31

2.6K 372 62
                                    

Hinata melangkahkan kakinya, tapi tangan Sasuke menahannya. Rasa khawatir nampak jelas terlihat dari raut wajah suaminya. Hinata ingin tersenyum untuk sekedar menenangkan pria itu, tapi tak bisa. Hanya bibirnya yang terlihat bergerak mengucapkan kalimat bahwa ia akan baik-baik saja. Kedua matanya sudah buram sejak tadi karena air mata yang menghalangi pandangannya.

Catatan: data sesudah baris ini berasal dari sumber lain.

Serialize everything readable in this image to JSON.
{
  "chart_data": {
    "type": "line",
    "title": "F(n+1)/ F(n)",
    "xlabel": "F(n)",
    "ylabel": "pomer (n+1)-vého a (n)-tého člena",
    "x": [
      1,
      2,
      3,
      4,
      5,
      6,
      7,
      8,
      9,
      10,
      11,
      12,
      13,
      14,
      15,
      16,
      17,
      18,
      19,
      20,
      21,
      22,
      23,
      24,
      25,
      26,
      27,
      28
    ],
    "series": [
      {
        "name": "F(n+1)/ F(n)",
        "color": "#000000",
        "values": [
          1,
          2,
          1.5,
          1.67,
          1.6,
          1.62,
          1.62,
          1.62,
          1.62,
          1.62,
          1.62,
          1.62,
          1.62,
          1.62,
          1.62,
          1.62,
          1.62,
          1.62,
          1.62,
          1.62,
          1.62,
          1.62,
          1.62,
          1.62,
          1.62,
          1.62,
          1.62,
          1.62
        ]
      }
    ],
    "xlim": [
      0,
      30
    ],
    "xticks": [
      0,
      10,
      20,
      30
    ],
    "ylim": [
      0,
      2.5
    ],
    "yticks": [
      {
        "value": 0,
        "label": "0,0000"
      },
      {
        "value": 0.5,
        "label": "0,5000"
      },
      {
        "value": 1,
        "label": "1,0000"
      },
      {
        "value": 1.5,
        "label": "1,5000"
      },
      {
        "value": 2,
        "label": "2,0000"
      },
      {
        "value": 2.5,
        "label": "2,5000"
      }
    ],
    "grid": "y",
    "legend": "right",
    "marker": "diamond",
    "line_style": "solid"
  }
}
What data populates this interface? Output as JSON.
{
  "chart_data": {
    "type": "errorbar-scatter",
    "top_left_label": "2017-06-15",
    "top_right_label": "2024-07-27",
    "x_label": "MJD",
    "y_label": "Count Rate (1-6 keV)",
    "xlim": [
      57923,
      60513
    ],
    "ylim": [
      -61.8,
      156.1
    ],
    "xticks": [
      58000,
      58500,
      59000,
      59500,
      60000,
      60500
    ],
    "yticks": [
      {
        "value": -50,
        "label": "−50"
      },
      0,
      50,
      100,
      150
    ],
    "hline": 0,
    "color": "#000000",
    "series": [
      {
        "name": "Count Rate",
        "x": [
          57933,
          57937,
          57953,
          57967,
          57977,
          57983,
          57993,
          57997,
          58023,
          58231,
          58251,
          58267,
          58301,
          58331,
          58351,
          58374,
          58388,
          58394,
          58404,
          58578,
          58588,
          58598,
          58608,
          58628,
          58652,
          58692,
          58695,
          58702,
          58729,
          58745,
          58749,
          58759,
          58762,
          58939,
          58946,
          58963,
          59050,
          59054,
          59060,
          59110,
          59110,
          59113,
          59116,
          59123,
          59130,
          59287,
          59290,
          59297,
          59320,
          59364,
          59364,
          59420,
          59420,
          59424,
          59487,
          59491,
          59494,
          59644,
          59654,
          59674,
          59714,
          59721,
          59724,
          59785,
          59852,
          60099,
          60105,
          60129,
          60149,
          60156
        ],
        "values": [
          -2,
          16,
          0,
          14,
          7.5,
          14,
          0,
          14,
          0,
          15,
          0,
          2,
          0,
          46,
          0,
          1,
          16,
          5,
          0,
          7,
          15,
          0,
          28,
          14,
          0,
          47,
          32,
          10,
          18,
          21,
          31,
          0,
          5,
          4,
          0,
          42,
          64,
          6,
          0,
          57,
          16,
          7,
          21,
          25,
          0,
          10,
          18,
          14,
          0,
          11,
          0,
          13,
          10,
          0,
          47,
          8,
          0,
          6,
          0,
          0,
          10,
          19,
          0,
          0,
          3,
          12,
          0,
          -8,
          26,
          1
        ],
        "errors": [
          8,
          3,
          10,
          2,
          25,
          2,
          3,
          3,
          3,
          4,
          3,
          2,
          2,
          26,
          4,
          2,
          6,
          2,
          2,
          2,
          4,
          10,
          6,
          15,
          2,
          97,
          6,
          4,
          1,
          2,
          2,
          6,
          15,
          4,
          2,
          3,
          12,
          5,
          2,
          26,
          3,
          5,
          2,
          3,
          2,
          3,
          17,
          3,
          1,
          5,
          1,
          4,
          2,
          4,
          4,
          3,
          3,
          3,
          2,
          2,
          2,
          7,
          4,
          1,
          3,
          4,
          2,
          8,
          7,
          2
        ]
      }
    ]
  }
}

"Bibi lepaskan papa. Aku akan ikut dengan bibi." Hinata kembali menatap bibinya yang masih menodongkan senjata api pada sang papa.

Sungguh ... Hinata benar-benar tidak mengira bibinya akan senekat ini. Ada rasa marah, sedih, juga kasihan disaat yang bersamaan. Marah atas apa yang sudah wanita itu lakukan pada Sasuke juga papanya sekarang. Ia juga sedih dan kasihan melihat bibinya. Mungkin ia tak akan bisa mengerti, tapi ia tahu, kehilangan Shion pasti membuat bibinya begitu terpukul hingga sampai berbuat seperti ini.

"Hinata."

Sasuke menahan istrinya saat Hinata kembali mencoba melangkahkan kakinya.

Hinata menatap suaminya. Perasaannya benar-benar campur aduk sekarang. Jelas dia tak ingin meninggalkan Sasuke, tapi dia juga tak bisa melihat papanya berada dibawah ancaman sang bibi.

"Tidak apa-apa. Kumohon percaya padaku!" ujar Hinata dengan suara yang amat pelan.

"Haruka, jangan lakukan sesuatu yang bisa kau sesali nanti."

Hiashi masih mencoba membujuk sang adik yang sepertinya sudah kehilangan akal sehat itu. Dia sungguh menyesal tak begitu memperhatikan keadaan Haruka beberapa waktu ke belakang ini. Seharusnya dia tahu bahwa adiknya itu tidak baik-baik saja, terlebih pasca kehilangan satu-satunya putri yang begitu dia kasihi. Jika saja ia menyadarinya sejak awal, mungkin semua tak akan jadi seperti ini.

Haruka tak menghiraukan ucapan kakaknya. Dia tak ingin mendengar siapapun karena yang dia inginkan saat ini hanyalah Hinata. Hinata akan tinggal bersamanya, menjadi putrinya, dan menjadi ibu bagi cucunya seperti permintaan Shion. Selama ini, tak pernah sekalipun ia tak mengabulkan permintaan putrinya itu. Permintaan Shion akan selalu ia penuhi, begitu pun sekarang, sekalipun sang putri tak ada lagi di dunia ini.

"Bibi, tolong lepaskan papa. Aku akan ikut dengan bibi." Suara Hinata kembali mengalun. Langkahnya mengayun perlahan.

Sasuke melepaskan genggaman tangannya pada sang istri. Menatap wanita yang baru ia nikahi dengan perasaan cemas yang tak bisa ia tutupi.

"Kau memang harus ikut dengan bibi. Kau akan menjadi putri bibi dan menjadi ibu hanya untuk Shina. Kita akan tinggal bersama. Bibi akan memberikanmu semua yang kau inginkan. Kau juga tahu kalau bibi sangat menyayangimu, kan? Bibi akan memanjakanmu seperti yang bibi lakukan pada Shion. Kau tidak akan kekurangan apapun, Sayang. Bibi janji."

Hinata mengangguk pelan. "Aku tahu, karena itu aku akan melakukannya. Tapi, tolong lepaskan papa!"

"Tidak sebelum kau kemari, Hinata. Ayo kemarilah. Kita harus segera pergi dari sini. Shina sudah menunggu kita. Kita harus mengambilnya dari rumah Namikaze. Kushina menculiknya."

Air mata Hinata berderai. Bibinya benar-benar sudah kehilangan akal sehatnya. Rasa marah dan kecewa pada sang bibi bercampur dengan rasa kasihan. Hinata menatap papanya yang berusaha untuk tegar. Papanya pasti sedih melihat adik yang sedari kecil ia besarkan menjadi seperti ini.

"Baiklah, tapi tolong turunkan senjatanya. Bibi bisa menyakiti papa. Aku tidak akan memaafkan bibi kalau sampai itu terjadi."

"Kau tenang saja. Bibi tidak akan menyakiti papamu. Cepat kemari!"

Kali ini Sasuke mengutuk dirinya sendiri yang tak bisa berbuat apa-apa. Di sisi lain terlihat Neji yang juga tengah berusaha mati-matian agar tak menerjang bibinya yang sudah sangat keterlaluan.